Kemanusiaan Tak Terduga pada Orang yang Terinfeksi
Salah satu elemen film yang paling mengejutkan—dan efektif—adalah hubungan antara Dr. Kelson dan Samson, si terinfeksi alfa yang diperankan oleh Chi Lewis-Parry. Dinamika mereka terkadang membangkitkan energi film stoner buddy—bukan karena diputar untuk membuat tertawa terbahak-bahak, namun karena ritmenya yang santai dan lembut. Adegan keduanya tergeletak di rerumputan, dilumuri morfin, disertai tetesan jarum suntik, menghadirkan momen-momen absurditas yang tenang yang memanusiakan orang yang terinfeksi tanpa pernah menghilangkan kengeriannya.

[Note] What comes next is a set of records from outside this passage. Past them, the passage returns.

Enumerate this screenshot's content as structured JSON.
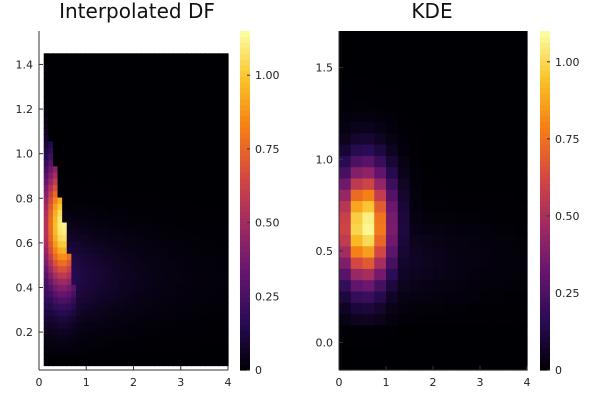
{
  "chart_data": [
    {
      "type": "heatmap",
      "title": "Interpolated DF",
      "xlabel": "",
      "ylabel": "",
      "xlim": [
        0,
        4
      ],
      "ylim": [
        0.03,
        1.55
      ],
      "data_extent": {
        "x": [
          0.1,
          4.0
        ],
        "y": [
          0.05,
          1.45
        ]
      },
      "x_ticks": [
        "0",
        "1",
        "2",
        "3",
        "4"
      ],
      "y_ticks": [
        "0.2",
        "0.4",
        "0.6",
        "0.8",
        "1.0",
        "1.2",
        "1.4"
      ],
      "colorbar": {
        "range": [
          0,
          1.15
        ],
        "ticks": [
          "0",
          "0.25",
          "0.50",
          "0.75",
          "1.00"
        ],
        "colormap": "inferno"
      },
      "peak": {
        "x": 0.6,
        "y": 0.67,
        "value": 1.15
      },
      "grid": false,
      "legend": "none"
    },
    {
      "type": "heatmap",
      "title": "KDE",
      "xlabel": "",
      "ylabel": "",
      "xlim": [
        0,
        4
      ],
      "ylim": [
        -0.15,
        1.7
      ],
      "data_extent": {
        "x": [
          0.0,
          4.0
        ],
        "y": [
          -0.15,
          1.7
        ]
      },
      "x_ticks": [
        "0",
        "1",
        "2",
        "3",
        "4"
      ],
      "y_ticks": [
        "0.0",
        "0.5",
        "1.0",
        "1.5"
      ],
      "colorbar": {
        "range": [
          0,
          1.1
        ],
        "ticks": [
          "0",
          "0.25",
          "0.50",
          "0.75",
          "1.00"
        ],
        "colormap": "inferno"
      },
      "peak": {
        "x": 0.7,
        "y": 0.62,
        "value": 1.1
      },
      "grid": false,
      "legend": "none"
    }
  ]
}
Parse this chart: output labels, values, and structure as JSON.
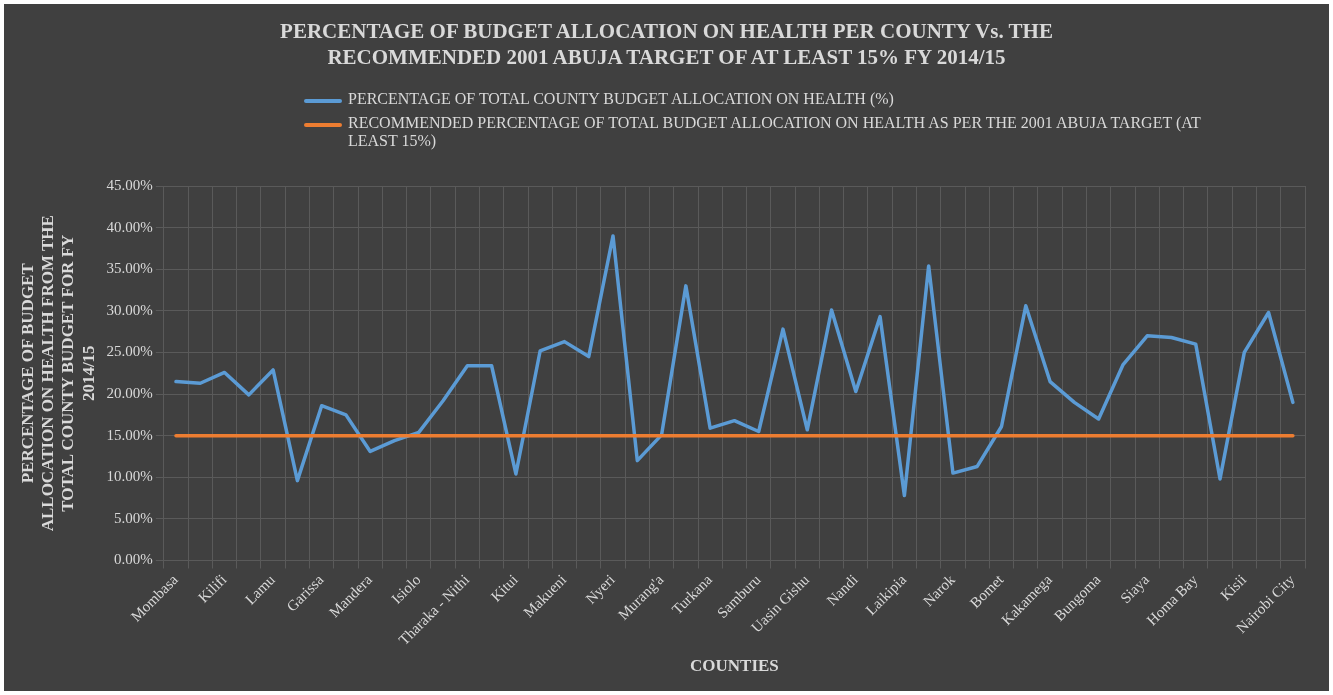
{
  "chart_data": {
    "type": "line",
    "title": "PERCENTAGE OF BUDGET ALLOCATION ON HEALTH PER COUNTY Vs. THE RECOMMENDED 2001 ABUJA TARGET OF AT LEAST 15% FY 2014/15",
    "xlabel": "COUNTIES",
    "ylabel": "PERCENTAGE OF BUDGET ALLOCATION ON HEALTH FROM THE TOTAL COUNTY BUDGET FOR FY 2014/15",
    "categories": [
      "Mombasa",
      null,
      "Kilifi",
      null,
      "Lamu",
      null,
      "Garissa",
      null,
      "Mandera",
      null,
      "Isiolo",
      null,
      "Tharaka - Nithi",
      null,
      "Kitui",
      null,
      "Makueni",
      null,
      "Nyeri",
      null,
      "Murang'a",
      null,
      "Turkana",
      null,
      "Samburu",
      null,
      "Uasin Gishu",
      null,
      "Nandi",
      null,
      "Laikipia",
      null,
      "Narok",
      null,
      "Bomet",
      null,
      "Kakamega",
      null,
      "Bungoma",
      null,
      "Siaya",
      null,
      "Homa Bay",
      null,
      "Kisii",
      null,
      "Nairobi City"
    ],
    "series": [
      {
        "name": "PERCENTAGE OF TOTAL COUNTY BUDGET ALLOCATION ON HEALTH (%)",
        "color": "#5b9bd5",
        "values": [
          21.5,
          21.3,
          22.6,
          19.9,
          22.9,
          9.6,
          18.6,
          17.5,
          13.1,
          14.4,
          15.4,
          19.2,
          23.4,
          23.4,
          10.4,
          25.2,
          26.3,
          24.5,
          39.0,
          12.0,
          15.1,
          33.0,
          15.9,
          16.8,
          15.5,
          27.8,
          15.7,
          30.1,
          20.3,
          29.3,
          7.8,
          35.4,
          10.5,
          11.3,
          16.1,
          30.6,
          21.5,
          19.0,
          17.0,
          23.5,
          27.0,
          26.8,
          26.0,
          9.8,
          25.0,
          29.8,
          19.0
        ]
      },
      {
        "name": "RECOMMENDED PERCENTAGE OF TOTAL BUDGET ALLOCATION ON HEALTH AS PER THE 2001 ABUJA TARGET (AT LEAST 15%)",
        "color": "#ed7d31",
        "values": [
          15,
          15,
          15,
          15,
          15,
          15,
          15,
          15,
          15,
          15,
          15,
          15,
          15,
          15,
          15,
          15,
          15,
          15,
          15,
          15,
          15,
          15,
          15,
          15,
          15,
          15,
          15,
          15,
          15,
          15,
          15,
          15,
          15,
          15,
          15,
          15,
          15,
          15,
          15,
          15,
          15,
          15,
          15,
          15,
          15,
          15,
          15
        ]
      }
    ],
    "ylim": [
      0,
      45
    ],
    "yticks": [
      {
        "value": 0,
        "label": "0.00%"
      },
      {
        "value": 5,
        "label": "5.00%"
      },
      {
        "value": 10,
        "label": "10.00%"
      },
      {
        "value": 15,
        "label": "15.00%"
      },
      {
        "value": 20,
        "label": "20.00%"
      },
      {
        "value": 25,
        "label": "25.00%"
      },
      {
        "value": 30,
        "label": "30.00%"
      },
      {
        "value": 35,
        "label": "35.00%"
      },
      {
        "value": 40,
        "label": "40.00%"
      },
      {
        "value": 45,
        "label": "45.00%"
      }
    ],
    "grid": true,
    "legend": "top",
    "marker": "none",
    "line_style": "solid"
  }
}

Urutan ini tidak menjadikan The Bone Temple sebuah komedi—tetapi menambah tekstur. Hal-hal tersebut mengingatkan kita bahwa bahkan di dunia yang penuh dengan kekerasan, momen persahabatan yang aneh masih bisa terjadi. Simson menjadi lebih dari sekedar monster; dia menjadi kehadiran, teman, dan tantangan diam-diam terhadap segala sesuatu yang kita pikir kita pahami tentang infeksi tersebut.
Arah, Suara, dan Kiamat Metal
Nia DaCosta layak mendapat pujian besar atas arahannya. Daripada mencoba meniru gaya Danny Boyle yang tidak salah lagi, dia mengembangkannya—meminjam energi kinetik franchise sambil menegaskan suaranya sendiri. Pengerjaan kameranya sangat mendalam, temponya penuh percaya diri, dan filmnya tidak pernah terasa seperti meniru apa yang terjadi sebelumnya. Tidak salah lagi ini adalah film Nia DaCosta yang memahami DNA alam semesta ke-28.
Secara musikal, absennya musik Young Fathers dari 28 Years Later terlihat jelas, terutama mengingat betapa kuatnya musik itu. Namun, The Bone Temple mengimbanginya dengan tetesan jarum yang dipilih dengan cermat—terutama lagu Iron Maiden yang melepuh—yang mengangkat babak terakhir film tersebut menjadi sesuatu yang transenden.
15 menit terakhir adalah katarsis murni tanpa filter. Rasanya bukan klimaks film dan lebih seperti ritual heavy metal, yang meledak dalam kekacauan, kekerasan, dan tontonan. Penonton bersorak, bernyanyi, dan bertepuk tangan tidak berlebihan—ini adalah salah satu akhir cerita yang langsung menjadi bagian dari cerita waralaba.
Lalu ada Cillian Murphy.
Kepulangannya berjalan mulus, berdampak, dan sangat memuaskan. Film ini tidak melebih-lebihkannya atau memperlakukannya seperti gimmick—film ini hanya memperkenalkannya kembali seolah-olah dia tidak pernah pergi. Momen-momen terakhir menegaskan bahwa adegan penutup The Bone Temple akan menjadi bab pembuka film berikutnya, dan mustahil untuk tidak merasa bersemangat tentang ke mana arahnya.
Pikiran Terakhir
Mengejutkan untuk mengatakan hal ini pada pertengahan Januari, tetapi The Bone Temple sudah terasa seperti film 10 teratas tahun ini. Ini ambisius, brutal, bijaksana, dan kaya secara emosional. Hanya sedikit waralaba horor yang berani menginterogasi sistem kepercayaan sedalam ini sambil tetap menghadirkan tontonan yang tak terlupakan—dan bahkan lebih sedikit lagi yang berhasil.
Waralaba 28 tidak baru saja kembali. Ia melakukan pekerjaan paling menarik sepanjang keberadaannya.
Dan sejujurnya? Saya tidak sabar untuk melihat bagaimana semuanya berakhir.